Visitors to the Willmar Education and Arts Center have been given the chance to see those paintings, ranging from the surreal to the serious, in the art exhibit “Paints and Pots.” The show, a dual exhibit featuring the work of both Serrano and potter Hiep Nguyen, is being held by the Willmar Area Arts Council through January.

Serrano started drawing when she was a child and by the time she was in elementary school became aware of the great love she had for art.

“It sort of snowballed,” Serrano said. “I never stopped drawing after that.”

She took various art classes in high school and continued that when she attended Ridgewater College.

“I took a lot of painting classes there,” as she worked on her associate degree, Serrano said. “That’s where I got the interest to paint.”

It was also at Ridgewater where she was introduced to oil paints, a new medium for Serrano. She found acrylic paints too fast and plastic-like. With oils, Serrano found a medium with which she could really express herself.

“It is such a slow, vibrant medium,” Serrano said, and allowed her to create the paintings she envisioned in her mind. “I fell in love with it.”

Serrano has been painting with oils since around 2016, and has captured a myriad of subjects in those paintings. At the “Paints and Pots” exhibit, there are several small paintings of musicians, a portrait of a girl with ravens in her hair, a chicken eating a drumstick and duck that looks like the composer Beethoven.

“Inspiration comes from everything and everywhere,” Serrano said. “Sometimes I just think up a wacky idea.”

She has always had a love of birds, and her art reflects that. At the WEAC exhibit, Serrano has a series of realistic bird paintings paired with recordings of the birds’ calls.

She has also taken inspiration from her Mexican culture, including a few photos of pigs painted in the style of Talavera pottery. She created a large painting of a girl in traditional dress, in tribute of Serrano’s grandmother.

“It’s all over the place; it thinks in color, it likes music,” Serrano said of her inspirations.

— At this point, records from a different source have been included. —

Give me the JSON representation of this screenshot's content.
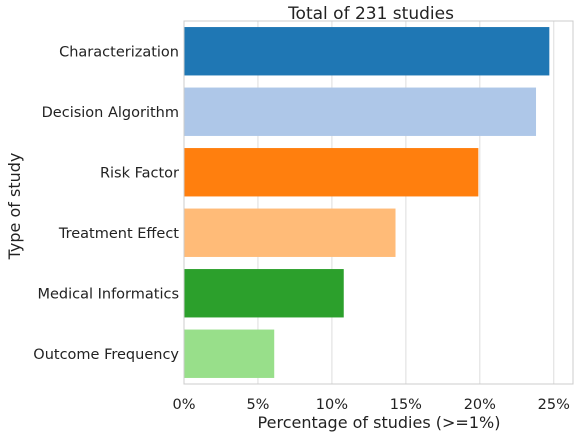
{
  "chart_data": {
    "type": "bar",
    "orientation": "horizontal",
    "title": "Total of 231 studies",
    "xlabel": "Percentage of studies (>=1%)",
    "ylabel": "Type of study",
    "categories": [
      "Characterization",
      "Decision Algorithm",
      "Risk Factor",
      "Treatment Effect",
      "Medical Informatics",
      "Outcome Frequency"
    ],
    "values": [
      24.7,
      23.8,
      19.9,
      14.3,
      10.8,
      6.1
    ],
    "colors": [
      "#1f77b4",
      "#aec7e8",
      "#ff7f0e",
      "#ffbb78",
      "#2ca02c",
      "#98df8a"
    ],
    "xlim": [
      0,
      26.3
    ],
    "xticks": [
      0,
      5,
      10,
      15,
      20,
      25
    ],
    "xtick_labels": [
      "0%",
      "5%",
      "10%",
      "15%",
      "20%",
      "25%"
    ],
    "grid": "vertical"
  }
}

Painting is a chance for Serrano to stretch her creative muscles and share a bit of herself with those around her. It allows her to create. If the opportunity arose that allowed Serrano to make a career out of art she would, but regardless she has no intention of putting down her paintbrush.

“Art has always been escapism, a relief to just do something,” Serrano said. “For me, art is an emotional release.”

Serrano urges others to give art a try. She is a firm believer that anyone can make art.

“Anyone can draw; anyone can do art,” Serrano said. “It takes the time, dedication and will to put pen to paper.”

And who knows, you might just stumble upon a new passion.

“Just do it,” Serrano said. “You never know what you can create or what you will fall in love with.”